The harried Burger King employee eyed me warily. Flustered, I avoided her stare and dug deeper into my wallet. Finally, buried beneath two receipts, a credit card, my driver’s license and my school ID, I found the four quarters and three dimes I’d been searching for.
I plopped them on the counter with a dollar bill, traded them for a Whopper and a few pennies, and left, utterly embarrassed. I can’t believe I’m almost out of cash already! I thought as I joined my friends at a table.
I have always been a serious saver. I save everything--birthday money, work money, grandparent money. I’ll even pick up nickels and dimes from the sidewalk.
But college has made saving tougher than ever. Along with tuition, room and board, and textbooks, "hidden costs" are always soaking up my reserves. Phone bill: $11.75. Pepperoni pizza: $7.99. Weekly laundry: $2.50. It might not seem like much, but, believe me, those dollars add up quickly.
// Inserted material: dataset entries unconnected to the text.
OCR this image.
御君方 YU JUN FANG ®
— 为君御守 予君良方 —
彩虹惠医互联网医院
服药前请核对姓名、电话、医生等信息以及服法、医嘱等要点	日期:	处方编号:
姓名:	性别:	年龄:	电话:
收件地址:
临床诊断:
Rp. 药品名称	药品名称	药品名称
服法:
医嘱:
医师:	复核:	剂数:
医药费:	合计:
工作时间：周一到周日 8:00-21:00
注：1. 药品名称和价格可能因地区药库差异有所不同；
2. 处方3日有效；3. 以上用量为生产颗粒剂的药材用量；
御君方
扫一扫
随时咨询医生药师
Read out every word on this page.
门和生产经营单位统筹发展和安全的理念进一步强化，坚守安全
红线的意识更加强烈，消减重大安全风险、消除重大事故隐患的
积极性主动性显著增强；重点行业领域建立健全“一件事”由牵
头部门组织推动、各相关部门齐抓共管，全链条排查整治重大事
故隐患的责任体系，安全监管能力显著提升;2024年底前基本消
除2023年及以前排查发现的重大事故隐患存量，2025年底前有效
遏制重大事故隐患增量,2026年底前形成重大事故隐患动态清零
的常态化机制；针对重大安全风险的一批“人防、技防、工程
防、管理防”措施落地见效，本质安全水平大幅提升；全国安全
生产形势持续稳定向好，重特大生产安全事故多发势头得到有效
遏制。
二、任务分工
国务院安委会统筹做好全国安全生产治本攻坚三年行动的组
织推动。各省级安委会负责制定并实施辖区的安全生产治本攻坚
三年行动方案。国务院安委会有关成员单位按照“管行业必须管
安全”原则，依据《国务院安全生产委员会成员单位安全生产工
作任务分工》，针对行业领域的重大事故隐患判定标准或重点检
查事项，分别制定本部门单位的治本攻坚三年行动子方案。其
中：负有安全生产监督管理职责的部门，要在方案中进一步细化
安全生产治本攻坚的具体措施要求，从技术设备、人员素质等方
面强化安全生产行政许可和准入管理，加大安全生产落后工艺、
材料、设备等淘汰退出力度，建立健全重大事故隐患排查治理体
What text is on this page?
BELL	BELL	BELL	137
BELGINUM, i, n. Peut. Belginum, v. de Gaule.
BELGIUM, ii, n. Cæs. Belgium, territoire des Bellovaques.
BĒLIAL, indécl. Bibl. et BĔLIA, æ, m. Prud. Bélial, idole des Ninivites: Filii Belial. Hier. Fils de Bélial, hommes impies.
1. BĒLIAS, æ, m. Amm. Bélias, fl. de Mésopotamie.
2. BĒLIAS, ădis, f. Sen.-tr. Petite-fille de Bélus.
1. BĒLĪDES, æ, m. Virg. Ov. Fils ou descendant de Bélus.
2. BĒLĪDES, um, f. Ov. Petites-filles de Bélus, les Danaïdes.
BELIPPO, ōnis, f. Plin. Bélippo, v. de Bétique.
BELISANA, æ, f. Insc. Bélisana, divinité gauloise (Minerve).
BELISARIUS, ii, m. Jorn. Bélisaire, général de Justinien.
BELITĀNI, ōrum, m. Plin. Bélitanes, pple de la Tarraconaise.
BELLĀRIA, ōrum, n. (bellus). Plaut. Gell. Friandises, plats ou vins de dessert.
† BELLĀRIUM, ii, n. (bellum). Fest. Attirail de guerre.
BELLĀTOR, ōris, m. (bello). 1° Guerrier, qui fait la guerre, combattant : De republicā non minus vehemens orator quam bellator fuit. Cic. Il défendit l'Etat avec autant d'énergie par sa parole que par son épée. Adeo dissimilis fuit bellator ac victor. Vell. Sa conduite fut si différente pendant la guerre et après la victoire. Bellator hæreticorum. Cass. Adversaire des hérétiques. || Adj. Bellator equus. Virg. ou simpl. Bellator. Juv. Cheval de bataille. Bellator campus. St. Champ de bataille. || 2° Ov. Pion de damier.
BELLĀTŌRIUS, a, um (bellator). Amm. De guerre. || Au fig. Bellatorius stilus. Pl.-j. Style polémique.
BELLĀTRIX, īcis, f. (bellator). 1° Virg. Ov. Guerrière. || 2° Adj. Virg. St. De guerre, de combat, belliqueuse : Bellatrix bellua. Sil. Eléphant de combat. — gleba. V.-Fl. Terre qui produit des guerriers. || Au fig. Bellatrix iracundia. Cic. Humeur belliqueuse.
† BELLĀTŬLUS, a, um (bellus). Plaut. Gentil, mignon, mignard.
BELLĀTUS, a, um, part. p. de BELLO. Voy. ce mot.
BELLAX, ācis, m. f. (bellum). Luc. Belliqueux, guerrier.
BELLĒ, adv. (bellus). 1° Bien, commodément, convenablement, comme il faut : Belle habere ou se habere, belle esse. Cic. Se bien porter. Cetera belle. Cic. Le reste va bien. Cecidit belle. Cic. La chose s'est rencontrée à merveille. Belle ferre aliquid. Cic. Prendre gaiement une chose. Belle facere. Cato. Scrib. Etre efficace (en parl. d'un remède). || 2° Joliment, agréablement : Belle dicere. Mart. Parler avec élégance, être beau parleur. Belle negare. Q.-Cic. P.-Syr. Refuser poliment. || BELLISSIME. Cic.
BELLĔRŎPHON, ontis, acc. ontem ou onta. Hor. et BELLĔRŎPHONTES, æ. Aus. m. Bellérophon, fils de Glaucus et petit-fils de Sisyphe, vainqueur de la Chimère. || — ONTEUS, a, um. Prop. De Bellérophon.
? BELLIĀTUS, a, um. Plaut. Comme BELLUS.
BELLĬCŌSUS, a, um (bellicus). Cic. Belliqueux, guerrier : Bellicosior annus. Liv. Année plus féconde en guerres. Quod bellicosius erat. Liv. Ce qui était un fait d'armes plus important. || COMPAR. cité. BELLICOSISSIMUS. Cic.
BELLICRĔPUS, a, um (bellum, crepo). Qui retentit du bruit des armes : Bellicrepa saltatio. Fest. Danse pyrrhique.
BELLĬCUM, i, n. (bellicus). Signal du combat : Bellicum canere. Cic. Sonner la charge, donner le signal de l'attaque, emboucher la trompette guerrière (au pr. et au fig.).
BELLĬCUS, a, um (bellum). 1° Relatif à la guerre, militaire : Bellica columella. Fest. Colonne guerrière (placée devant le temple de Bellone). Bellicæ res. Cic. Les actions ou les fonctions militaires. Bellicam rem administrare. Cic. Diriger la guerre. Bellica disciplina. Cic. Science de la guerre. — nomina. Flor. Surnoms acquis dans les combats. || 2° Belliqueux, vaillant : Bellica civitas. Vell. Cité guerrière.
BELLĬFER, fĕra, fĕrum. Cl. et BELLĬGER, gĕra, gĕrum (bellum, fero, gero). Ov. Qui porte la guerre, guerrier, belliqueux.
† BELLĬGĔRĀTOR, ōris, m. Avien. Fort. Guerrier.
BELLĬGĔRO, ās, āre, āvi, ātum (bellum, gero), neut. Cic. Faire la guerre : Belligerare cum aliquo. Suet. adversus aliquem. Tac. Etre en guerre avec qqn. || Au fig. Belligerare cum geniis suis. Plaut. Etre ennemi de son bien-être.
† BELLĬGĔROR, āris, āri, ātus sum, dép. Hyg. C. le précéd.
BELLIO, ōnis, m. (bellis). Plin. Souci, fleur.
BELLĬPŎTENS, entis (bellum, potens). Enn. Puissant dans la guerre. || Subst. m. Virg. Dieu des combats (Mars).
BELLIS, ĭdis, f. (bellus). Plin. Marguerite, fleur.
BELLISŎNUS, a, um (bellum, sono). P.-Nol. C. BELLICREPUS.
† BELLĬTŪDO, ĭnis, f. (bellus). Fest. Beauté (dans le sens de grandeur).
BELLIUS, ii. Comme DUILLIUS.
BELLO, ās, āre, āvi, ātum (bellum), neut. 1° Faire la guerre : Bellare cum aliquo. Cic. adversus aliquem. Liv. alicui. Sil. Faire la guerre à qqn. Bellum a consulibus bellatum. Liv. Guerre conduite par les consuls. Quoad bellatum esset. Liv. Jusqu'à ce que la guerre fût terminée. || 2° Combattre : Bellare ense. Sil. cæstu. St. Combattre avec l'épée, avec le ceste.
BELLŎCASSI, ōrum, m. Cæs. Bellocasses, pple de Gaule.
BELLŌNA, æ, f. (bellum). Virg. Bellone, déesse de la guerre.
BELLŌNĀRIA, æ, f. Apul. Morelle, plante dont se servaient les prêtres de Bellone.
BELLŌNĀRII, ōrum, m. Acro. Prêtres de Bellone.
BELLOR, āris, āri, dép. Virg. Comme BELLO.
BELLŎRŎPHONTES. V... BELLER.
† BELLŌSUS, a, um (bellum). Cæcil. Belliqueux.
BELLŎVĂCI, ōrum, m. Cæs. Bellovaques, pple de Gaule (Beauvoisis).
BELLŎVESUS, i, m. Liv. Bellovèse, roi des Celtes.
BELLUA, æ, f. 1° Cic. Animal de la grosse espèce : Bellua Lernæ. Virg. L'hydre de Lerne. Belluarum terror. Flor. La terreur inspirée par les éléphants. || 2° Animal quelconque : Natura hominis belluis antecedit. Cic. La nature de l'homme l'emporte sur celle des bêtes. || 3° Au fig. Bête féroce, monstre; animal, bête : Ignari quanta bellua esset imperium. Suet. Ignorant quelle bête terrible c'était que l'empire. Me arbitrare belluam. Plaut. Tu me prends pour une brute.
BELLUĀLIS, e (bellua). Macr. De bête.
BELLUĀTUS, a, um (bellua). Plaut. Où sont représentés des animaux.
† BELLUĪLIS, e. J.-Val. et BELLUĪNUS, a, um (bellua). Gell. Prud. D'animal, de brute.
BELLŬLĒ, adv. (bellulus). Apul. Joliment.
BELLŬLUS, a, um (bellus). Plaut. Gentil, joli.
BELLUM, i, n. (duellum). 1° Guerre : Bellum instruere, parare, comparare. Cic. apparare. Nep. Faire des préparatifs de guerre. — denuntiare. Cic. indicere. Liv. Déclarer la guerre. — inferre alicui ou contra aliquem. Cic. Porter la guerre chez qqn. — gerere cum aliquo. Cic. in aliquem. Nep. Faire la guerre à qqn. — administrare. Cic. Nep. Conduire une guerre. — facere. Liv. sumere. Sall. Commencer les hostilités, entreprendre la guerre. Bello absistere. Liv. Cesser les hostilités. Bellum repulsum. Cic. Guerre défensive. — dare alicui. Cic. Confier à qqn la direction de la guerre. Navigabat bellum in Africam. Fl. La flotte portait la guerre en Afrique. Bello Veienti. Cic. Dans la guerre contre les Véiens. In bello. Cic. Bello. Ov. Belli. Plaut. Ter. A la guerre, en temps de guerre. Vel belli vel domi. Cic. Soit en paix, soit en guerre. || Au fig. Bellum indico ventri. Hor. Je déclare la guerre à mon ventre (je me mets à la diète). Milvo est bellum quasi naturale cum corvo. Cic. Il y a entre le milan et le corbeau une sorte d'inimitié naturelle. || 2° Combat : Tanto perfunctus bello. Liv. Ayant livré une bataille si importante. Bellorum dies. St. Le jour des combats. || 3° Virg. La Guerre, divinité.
So a couple of semesters back, I started to write down every penny I spent. That’s helped me see exactly where my money is going. It’s also motivated me to keep working at my job on campus and searching for scholarship dollars.
Sticking to a budget definitely requires a little sacrifice--something I’m still not very good at. I’m often tempted to overspend. When I go out for ice cream, it’s tough to settle for just one scoop instead of a triple-dipper.
But I am learning how to manage money wisely. "Do I really need this?" has become a question I ask myself again and again. Through both my mistakes and my good decisions, I’ve learned a lot about the basics of spending and saving.
Most of all, I’ve learned that budgeting is a valuable skill. It’s something I’ll use for the rest of my life. And if I’m real careful this week, I might have a little extra cash for a trip back to Burger King.
Christy, a Whopper fanatic, is a college senior majoring in journalism.